Fairey’s reaction to the (base) structure of society pushed him to create his own niche within the cultural society (superstructure), which in turn made him lot’s of money that through taxes, employment (the relations of production), and advertisement he supports the (base) structure of society that he initially intended to rebel against. This cycle enacted by Fairey supports the Marxist base and superstructure theory.

What does this all mean?

I crave a different kind of culture. I crave the kind of culture that makes me think twice about the way I see the world. I crave culture that bends my perception of myself and the world around me. I crave eye-popping culture.

Throughout my life I have always been attracted to eye-catching visuals, and twisted story-lines. This blog will serve as a homage to the art, film, literature, television, and web that tantalize your pupils, hypnotize your head and soothe your soul. Sounds too good to be true!

I see culture as being defined in two primary ways. First, as a set of musical, artistic, literary, and theatrical specimens that were historically deemed by many (primarily the hierarchical upper-class) as being exceptionally constructed and therefore worthy of critical analysis and contemplation. In the Euro-centric version of this definition of culture Vivaldi, Monet, The Odyssey and Shakespeare would all be such specimens.

Second, culture can be seen as a set of socially constructed traditions, rituals, and ideas.  In this sense culture is practically intrinsic to those born into a given society, because it is all they see until they witness the culture of another people. Shaking hands seems a universal introduction to Americans until we learn that in other cultures they bow, or kiss on both cheeks.

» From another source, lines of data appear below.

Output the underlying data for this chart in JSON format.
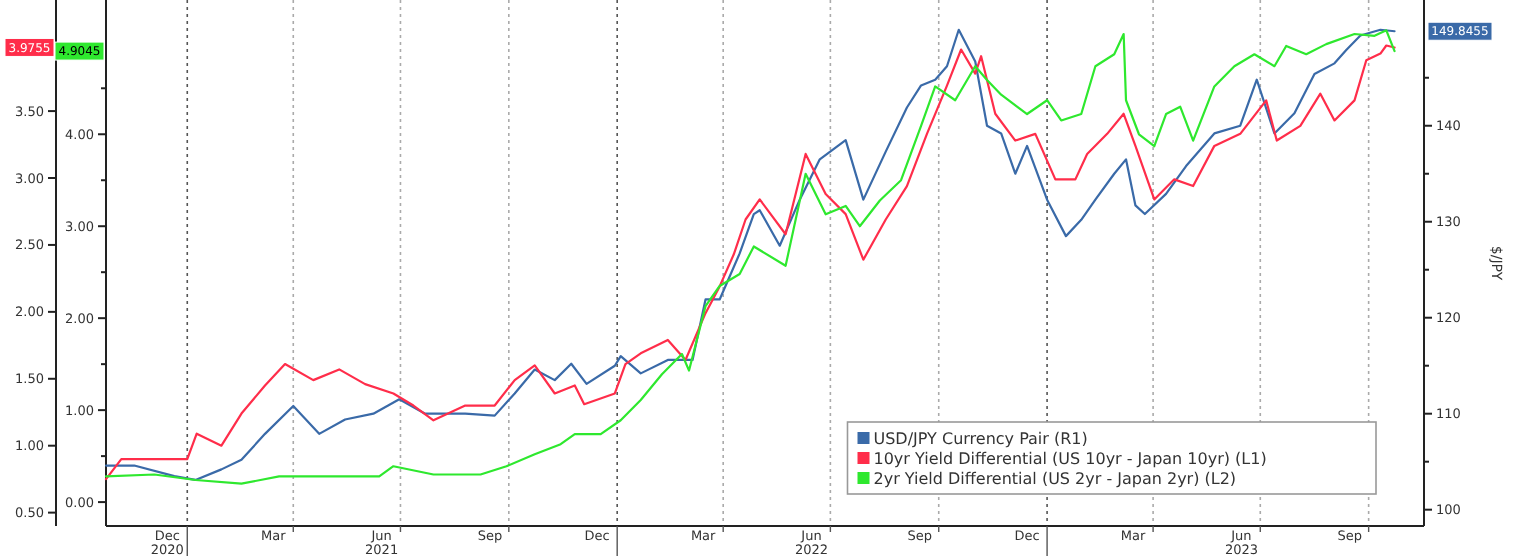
{
  "chart_data": {
    "type": "line",
    "y3label": "$/JPY",
    "legend": "bottom right",
    "annotations": [
      "149.8455",
      "3.9755",
      "4.9045"
    ],
    "grid": "x",
    "xlim": [
      "2020-10-24",
      "2023-11-17"
    ],
    "xticks": [
      {
        "value": "2020-12-15",
        "label": "Dec\n2020"
      },
      {
        "value": "2021-01-01",
        "label": null
      },
      {
        "value": "2021-03-15",
        "label": "Mar"
      },
      {
        "value": "2021-04-01",
        "label": null
      },
      {
        "value": "2021-06-15",
        "label": "Jun\n2021"
      },
      {
        "value": "2021-07-01",
        "label": null
      },
      {
        "value": "2021-09-15",
        "label": "Sep"
      },
      {
        "value": "2021-10-01",
        "label": null
      },
      {
        "value": "2021-12-15",
        "label": "Dec"
      },
      {
        "value": "2022-01-01",
        "label": null
      },
      {
        "value": "2022-03-15",
        "label": "Mar"
      },
      {
        "value": "2022-04-01",
        "label": null
      },
      {
        "value": "2022-06-15",
        "label": "Jun\n2022"
      },
      {
        "value": "2022-07-01",
        "label": null
      },
      {
        "value": "2022-09-15",
        "label": "Sep"
      },
      {
        "value": "2022-10-01",
        "label": null
      },
      {
        "value": "2022-12-15",
        "label": "Dec"
      },
      {
        "value": "2023-01-01",
        "label": null
      },
      {
        "value": "2023-03-15",
        "label": "Mar"
      },
      {
        "value": "2023-04-01",
        "label": null
      },
      {
        "value": "2023-06-15",
        "label": "Jun\n2023"
      },
      {
        "value": "2023-07-01",
        "label": null
      },
      {
        "value": "2023-09-15",
        "label": "Sep"
      },
      {
        "value": "2023-10-01",
        "label": null
      }
    ],
    "ylim": [
      0.4,
      4.33
    ],
    "yticks": [
      {
        "value": 0.5,
        "label": "0.50"
      },
      {
        "value": 1,
        "label": "1.00"
      },
      {
        "value": 1.5,
        "label": "1.50"
      },
      {
        "value": 2,
        "label": "2.00"
      },
      {
        "value": 2.5,
        "label": "2.50"
      },
      {
        "value": 3,
        "label": "3.00"
      },
      {
        "value": 3.5,
        "label": "3.50"
      }
    ],
    "y2lim": [
      -0.26,
      5.46
    ],
    "y2ticks": [
      {
        "value": 0,
        "label": "0.00"
      },
      {
        "value": 0.5,
        "label": null
      },
      {
        "value": 1,
        "label": "1.00"
      },
      {
        "value": 1.5,
        "label": null
      },
      {
        "value": 2,
        "label": "2.00"
      },
      {
        "value": 2.5,
        "label": null
      },
      {
        "value": 3,
        "label": "3.00"
      },
      {
        "value": 3.5,
        "label": null
      },
      {
        "value": 4,
        "label": "4.00"
      },
      {
        "value": 4.5,
        "label": null
      }
    ],
    "y3lim": [
      98.3,
      153.1
    ],
    "y3ticks": [
      100,
      {
        "value": 105,
        "label": null
      },
      110,
      {
        "value": 115,
        "label": null
      },
      120,
      {
        "value": 125,
        "label": null
      },
      130,
      {
        "value": 135,
        "label": null
      },
      140,
      {
        "value": 145,
        "label": null
      }
    ],
    "series": [
      {
        "name": "USD/JPY Currency Pair (R1)",
        "color": "#3a6aa8",
        "axis": "y3",
        "x": [
          "2020-10-24",
          "2020-11-17",
          "2020-12-21",
          "2021-01-08",
          "2021-01-30",
          "2021-02-16",
          "2021-03-08",
          "2021-04-01",
          "2021-04-23",
          "2021-05-15",
          "2021-06-08",
          "2021-06-30",
          "2021-07-22",
          "2021-08-25",
          "2021-09-19",
          "2021-10-06",
          "2021-10-23",
          "2021-11-09",
          "2021-11-23",
          "2021-12-06",
          "2021-12-30",
          "2022-01-04",
          "2022-01-21",
          "2022-02-13",
          "2022-03-06",
          "2022-03-17",
          "2022-03-29",
          "2022-04-15",
          "2022-04-27",
          "2022-05-02",
          "2022-05-19",
          "2022-06-05",
          "2022-06-22",
          "2022-07-14",
          "2022-07-29",
          "2022-08-17",
          "2022-09-04",
          "2022-09-16",
          "2022-09-28",
          "2022-10-08",
          "2022-10-18",
          "2022-11-01",
          "2022-11-11",
          "2022-11-23",
          "2022-12-05",
          "2022-12-15",
          "2023-01-01",
          "2023-01-17",
          "2023-01-30",
          "2023-02-11",
          "2023-02-27",
          "2023-03-09",
          "2023-03-17",
          "2023-03-25",
          "2023-04-12",
          "2023-04-29",
          "2023-05-23",
          "2023-06-14",
          "2023-06-28",
          "2023-07-13",
          "2023-07-30",
          "2023-08-16",
          "2023-09-02",
          "2023-09-12",
          "2023-09-24",
          "2023-10-11",
          "2023-10-23"
        ],
        "values": [
          104.6,
          104.6,
          103.5,
          103.1,
          104.2,
          105.2,
          107.9,
          110.8,
          107.9,
          109.4,
          110,
          111.5,
          110,
          110,
          109.8,
          112.1,
          114.6,
          113.5,
          115.2,
          113.1,
          115,
          116,
          114.2,
          115.6,
          115.6,
          121.9,
          121.9,
          126.7,
          130.8,
          131.2,
          127.5,
          132.3,
          136.5,
          138.5,
          132.3,
          137.3,
          141.9,
          144.2,
          144.8,
          146.2,
          150,
          146.7,
          140,
          139.2,
          135,
          137.9,
          132.3,
          128.5,
          130.2,
          132.3,
          135,
          136.5,
          131.7,
          130.8,
          132.9,
          135.8,
          139.2,
          140,
          144.8,
          139.2,
          141.3,
          145.4,
          146.5,
          147.9,
          149.4,
          150,
          149.8455
        ]
      },
      {
        "name": "10yr Yield Differential (US 10yr - Japan 10yr) (L1)",
        "color": "#ff2d4a",
        "axis": "y",
        "x": [
          "2020-10-24",
          "2020-11-06",
          "2020-12-04",
          "2021-01-01",
          "2021-01-09",
          "2021-01-30",
          "2021-02-16",
          "2021-03-08",
          "2021-03-25",
          "2021-04-18",
          "2021-05-10",
          "2021-06-01",
          "2021-06-25",
          "2021-07-12",
          "2021-07-29",
          "2021-08-25",
          "2021-09-19",
          "2021-10-06",
          "2021-10-23",
          "2021-11-09",
          "2021-11-26",
          "2021-12-04",
          "2021-12-30",
          "2022-01-08",
          "2022-01-21",
          "2022-02-13",
          "2022-02-28",
          "2022-03-17",
          "2022-03-29",
          "2022-04-10",
          "2022-04-20",
          "2022-05-02",
          "2022-05-24",
          "2022-06-10",
          "2022-06-27",
          "2022-07-14",
          "2022-07-29",
          "2022-08-17",
          "2022-09-04",
          "2022-09-21",
          "2022-10-08",
          "2022-10-20",
          "2022-11-01",
          "2022-11-06",
          "2022-11-18",
          "2022-12-05",
          "2022-12-22",
          "2023-01-08",
          "2023-01-25",
          "2023-02-04",
          "2023-02-21",
          "2023-03-07",
          "2023-03-17",
          "2023-04-02",
          "2023-04-19",
          "2023-05-05",
          "2023-05-23",
          "2023-06-14",
          "2023-07-06",
          "2023-07-15",
          "2023-08-04",
          "2023-08-21",
          "2023-09-02",
          "2023-09-19",
          "2023-09-29",
          "2023-10-11",
          "2023-10-16",
          "2023-10-23"
        ],
        "values": [
          0.75,
          0.9,
          0.9,
          0.9,
          1.09,
          1.0,
          1.24,
          1.45,
          1.61,
          1.49,
          1.57,
          1.46,
          1.39,
          1.3,
          1.19,
          1.3,
          1.3,
          1.49,
          1.6,
          1.39,
          1.45,
          1.31,
          1.39,
          1.61,
          1.69,
          1.79,
          1.64,
          1.99,
          2.19,
          2.43,
          2.69,
          2.84,
          2.58,
          3.18,
          2.88,
          2.73,
          2.39,
          2.69,
          2.94,
          3.33,
          3.69,
          3.96,
          3.78,
          3.91,
          3.48,
          3.28,
          3.33,
          2.99,
          2.99,
          3.18,
          3.33,
          3.48,
          3.24,
          2.84,
          2.99,
          2.94,
          3.24,
          3.33,
          3.58,
          3.28,
          3.39,
          3.63,
          3.43,
          3.58,
          3.88,
          3.93,
          3.99,
          3.9755
        ]
      },
      {
        "name": "2yr Yield Differential (US 2yr - Japan 2yr) (L2)",
        "color": "#2ee82e",
        "axis": "y2",
        "x": [
          "2020-10-24",
          "2020-12-04",
          "2021-01-08",
          "2021-02-16",
          "2021-03-20",
          "2021-05-05",
          "2021-06-13",
          "2021-06-25",
          "2021-07-29",
          "2021-09-07",
          "2021-09-29",
          "2021-10-23",
          "2021-11-14",
          "2021-11-26",
          "2021-12-18",
          "2022-01-04",
          "2022-01-21",
          "2022-02-08",
          "2022-02-25",
          "2022-03-03",
          "2022-03-17",
          "2022-03-29",
          "2022-04-15",
          "2022-04-27",
          "2022-05-24",
          "2022-06-10",
          "2022-06-27",
          "2022-07-14",
          "2022-07-26",
          "2022-08-12",
          "2022-08-30",
          "2022-09-16",
          "2022-09-28",
          "2022-10-15",
          "2022-11-01",
          "2022-11-11",
          "2022-11-23",
          "2022-12-15",
          "2023-01-01",
          "2023-01-13",
          "2023-01-30",
          "2023-02-11",
          "2023-02-27",
          "2023-03-07",
          "2023-03-09",
          "2023-03-20",
          "2023-04-02",
          "2023-04-12",
          "2023-04-24",
          "2023-05-05",
          "2023-05-23",
          "2023-06-09",
          "2023-06-26",
          "2023-07-13",
          "2023-07-23",
          "2023-08-09",
          "2023-08-26",
          "2023-09-19",
          "2023-10-06",
          "2023-10-16",
          "2023-10-23"
        ],
        "values": [
          0.28,
          0.3,
          0.24,
          0.2,
          0.28,
          0.28,
          0.28,
          0.39,
          0.3,
          0.3,
          0.39,
          0.52,
          0.63,
          0.74,
          0.74,
          0.89,
          1.11,
          1.39,
          1.61,
          1.43,
          2.13,
          2.35,
          2.48,
          2.78,
          2.57,
          3.57,
          3.13,
          3.22,
          3.0,
          3.28,
          3.5,
          4.09,
          4.52,
          4.37,
          4.74,
          4.59,
          4.43,
          4.22,
          4.37,
          4.15,
          4.22,
          4.74,
          4.87,
          5.09,
          4.37,
          4.0,
          3.87,
          4.22,
          4.3,
          3.93,
          4.52,
          4.74,
          4.87,
          4.74,
          4.96,
          4.87,
          4.98,
          5.09,
          5.07,
          5.13,
          4.9045
        ]
      }
    ]
  }
}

Now that we have looked at these two very different definitions for the word culture we will go into the sub-category which many know as pop culture. What is pop culture? And in any form can it really be eye-popping (metaphorically speaking of course)? I think so!

Pop culture has been widely accepted as a highly monetized form of our first definition of culture (musical, artistic, literary, and theatrical specimens). Thinks television shows, music videos, or web-sites that are primarily made to gain viewer ship i.e. advertisement sponsors, record sales or product sales.

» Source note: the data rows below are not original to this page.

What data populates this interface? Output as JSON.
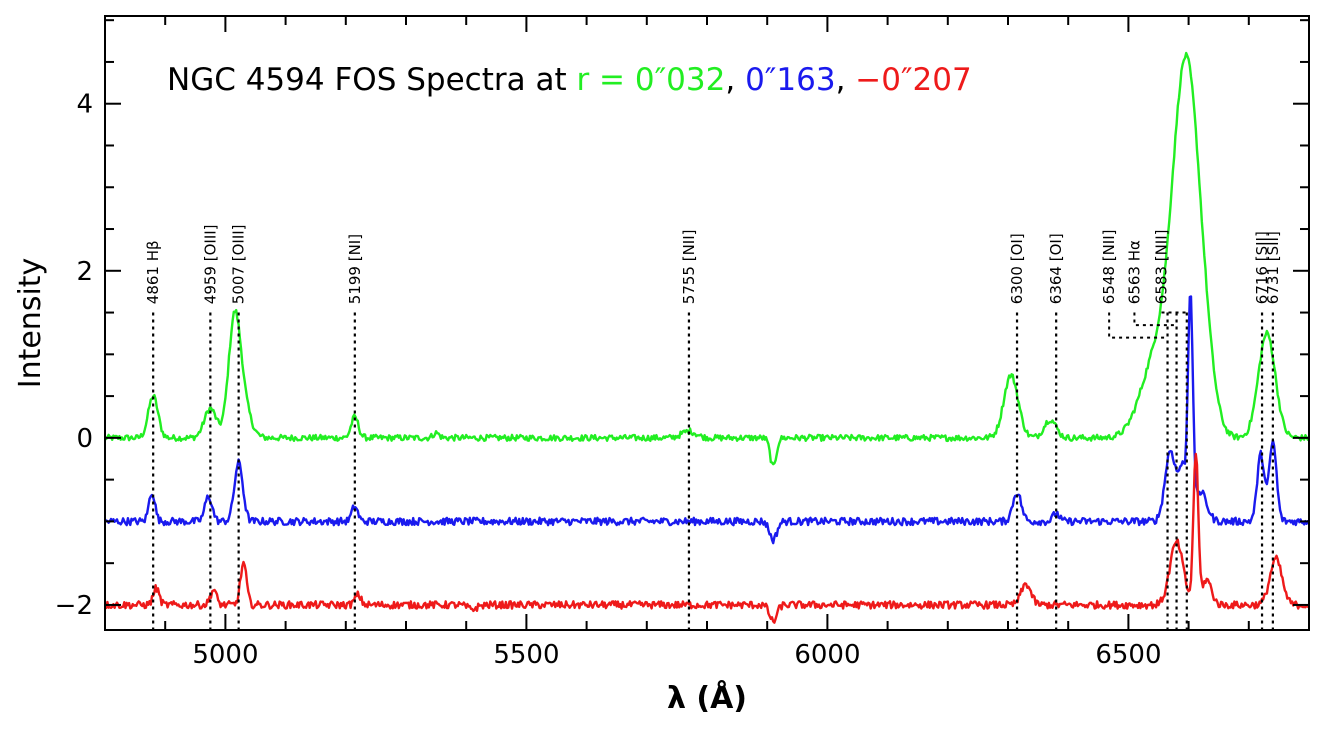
{
  "chart_data": {
    "type": "line",
    "title": {
      "prefix": "NGC 4594 FOS Spectra at ",
      "parts": [
        {
          "text": "r = 0″032",
          "color": "#22ee22"
        },
        {
          "text": ", ",
          "color": "#000000"
        },
        {
          "text": "0″163",
          "color": "#1a1aee"
        },
        {
          "text": ", ",
          "color": "#000000"
        },
        {
          "text": "−0″207",
          "color": "#ee1a1a"
        }
      ]
    },
    "xlabel": "λ (Å)",
    "ylabel": "Intensity",
    "xlim": [
      4800,
      6800
    ],
    "ylim": [
      -2.3,
      5.05
    ],
    "x_ticks": [
      5000,
      5500,
      6000,
      6500
    ],
    "x_tick_labels": [
      "5000",
      "5500",
      "6000",
      "6500"
    ],
    "y_ticks": [
      -2,
      0,
      2,
      4
    ],
    "y_tick_labels": [
      "−2",
      "0",
      "2",
      "4"
    ],
    "grid": false,
    "series": [
      {
        "color": "#22ee22",
        "offset": 0,
        "noise": 0.018,
        "peaks": [
          [
            4880,
            0.5,
            8
          ],
          [
            4975,
            0.35,
            10
          ],
          [
            5015,
            1.35,
            10
          ],
          [
            5030,
            0.35,
            12
          ],
          [
            5215,
            0.25,
            6
          ],
          [
            5350,
            0.06,
            5
          ],
          [
            5770,
            0.08,
            12
          ],
          [
            5910,
            -0.35,
            5
          ],
          [
            6305,
            0.75,
            12
          ],
          [
            6370,
            0.22,
            10
          ],
          [
            6595,
            4.3,
            22
          ],
          [
            6545,
            0.9,
            25
          ],
          [
            6625,
            0.6,
            18
          ],
          [
            6730,
            1.25,
            14
          ]
        ]
      },
      {
        "color": "#1a1aee",
        "offset": -1,
        "noise": 0.022,
        "peaks": [
          [
            4878,
            0.35,
            5
          ],
          [
            4972,
            0.3,
            6
          ],
          [
            5022,
            0.7,
            7
          ],
          [
            5215,
            0.18,
            5
          ],
          [
            5910,
            -0.22,
            6
          ],
          [
            6315,
            0.35,
            7
          ],
          [
            6380,
            0.1,
            5
          ],
          [
            6570,
            0.85,
            9
          ],
          [
            6590,
            0.6,
            6
          ],
          [
            6603,
            2.65,
            4
          ],
          [
            6620,
            0.35,
            10
          ],
          [
            6720,
            0.8,
            6
          ],
          [
            6740,
            0.95,
            6
          ]
        ]
      },
      {
        "color": "#ee1a1a",
        "offset": -2,
        "noise": 0.022,
        "peaks": [
          [
            4885,
            0.2,
            5
          ],
          [
            4980,
            0.18,
            5
          ],
          [
            5030,
            0.5,
            5
          ],
          [
            5220,
            0.12,
            5
          ],
          [
            5410,
            -0.05,
            8
          ],
          [
            5910,
            -0.2,
            6
          ],
          [
            6330,
            0.25,
            8
          ],
          [
            6580,
            0.75,
            11
          ],
          [
            6612,
            1.8,
            4
          ],
          [
            6630,
            0.3,
            8
          ],
          [
            6745,
            0.55,
            10
          ]
        ]
      }
    ],
    "annotations": [
      {
        "label": "4861 Hβ",
        "x": 4880,
        "top": 1.5,
        "bottom": -2.5
      },
      {
        "label": "4959 [OIII]",
        "x": 4975,
        "top": 1.5,
        "bottom": -2.5
      },
      {
        "label": "5007 [OIII]",
        "x": 5022,
        "top": 1.5,
        "bottom": -2.5
      },
      {
        "label": "5199 [NI]",
        "x": 5215,
        "top": 1.5,
        "bottom": -2.5
      },
      {
        "label": "5755 [NII]",
        "x": 5770,
        "top": 1.5,
        "bottom": -2.5
      },
      {
        "label": "6300 [OI]",
        "x": 6315,
        "top": 1.5,
        "bottom": -2.5
      },
      {
        "label": "6364 [OI]",
        "x": 6380,
        "top": 1.5,
        "bottom": -2.5
      },
      {
        "label": "6548 [NII]",
        "x": 6565,
        "top": 1.5,
        "bottom": -2.5,
        "leader": 6468,
        "leader_y": 1.2
      },
      {
        "label": "6563 Hα",
        "x": 6580,
        "top": 1.5,
        "bottom": -2.5,
        "leader": 6510,
        "leader_y": 1.35
      },
      {
        "label": "6583 [NII]",
        "x": 6597,
        "top": 1.5,
        "bottom": -2.5,
        "leader": 6555,
        "leader_y": 1.5
      },
      {
        "label": "6716 [SII]",
        "x": 6722,
        "top": 1.5,
        "bottom": -2.5
      },
      {
        "label": "6731 [SII]",
        "x": 6740,
        "top": 1.5,
        "bottom": -2.5
      }
    ]
  }
}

Pop culture can also be seen as specimens that have taken on a socially invasive quality, in that they becomes widely known and talked about. Think of graffiti art, slang or the flash mob phenomenon.

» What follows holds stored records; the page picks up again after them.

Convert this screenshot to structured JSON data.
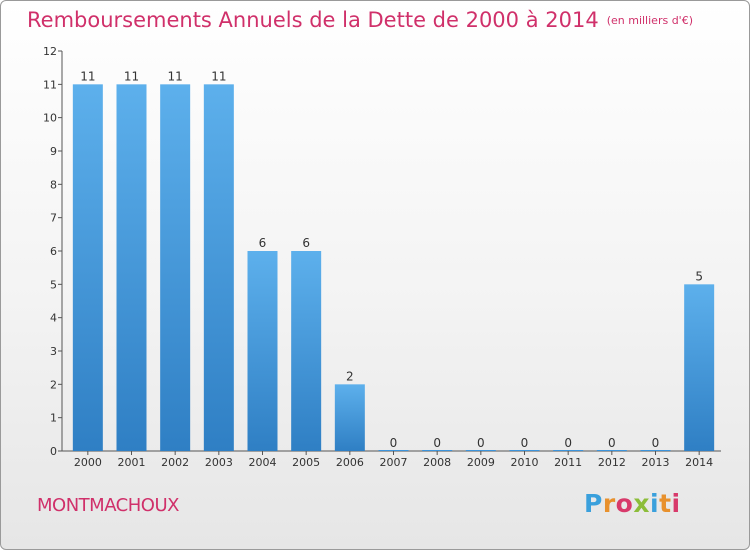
{
  "chart_data": {
    "type": "bar",
    "title": "Remboursements Annuels de la Dette de 2000 à 2014",
    "subtitle": "(en milliers d'€)",
    "categories": [
      "2000",
      "2001",
      "2002",
      "2003",
      "2004",
      "2005",
      "2006",
      "2007",
      "2008",
      "2009",
      "2010",
      "2011",
      "2012",
      "2013",
      "2014"
    ],
    "values": [
      11,
      11,
      11,
      11,
      6,
      6,
      2,
      0,
      0,
      0,
      0,
      0,
      0,
      0,
      5
    ],
    "xlabel": "",
    "ylabel": "",
    "ylim": [
      0,
      12
    ],
    "yticks": [
      0,
      1,
      2,
      3,
      4,
      5,
      6,
      7,
      8,
      9,
      10,
      11,
      12
    ],
    "grid": false,
    "bar_color": "#3d94db",
    "bar_color_light": "#5db0ec"
  },
  "commune": "MONTMACHOUX",
  "logo": {
    "letters": [
      "P",
      "r",
      "o",
      "x",
      "i",
      "t",
      "i"
    ],
    "colors": [
      "#3aa0dc",
      "#e8912d",
      "#d83a6b",
      "#8cbd3a",
      "#3aa0dc",
      "#e8912d",
      "#d83a6b"
    ]
  }
}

I intend to use this blog as means to analyze all forms of popular culture that I find particularly metaphorical, soulful, mind-boggling, aesthetically pleasing or just downright eye-popping!

Now with that being said it’s time for a brief personal introduction! My name is Samantha Gay Petersen, (yes, Gay is my middle name) and I am currently studying journalism at California State University Northridge. I began my foray into college life as an art major, and even studied for a semester in Florence, Italy. A couple years ago I came to the conclusion that art is awesome, inspiring and an ever-evolving passion of mine, but it is not what I want to get my degree in. I then took up journalism, and was so lucky to become the arts and entertainment editor at Pasadena City College. I am now working as a personal assistant, barista and bartender while going through school. I anticipate an actual career so I can drop the three job titles for one impressive one. As a journalist I hope to make life a little more interesting for my readers and/or viewers, and to inform them of important occurrences and artistic endeavors in the world that surrounds them.

Now enough about me, let’s see some eye-popping culture!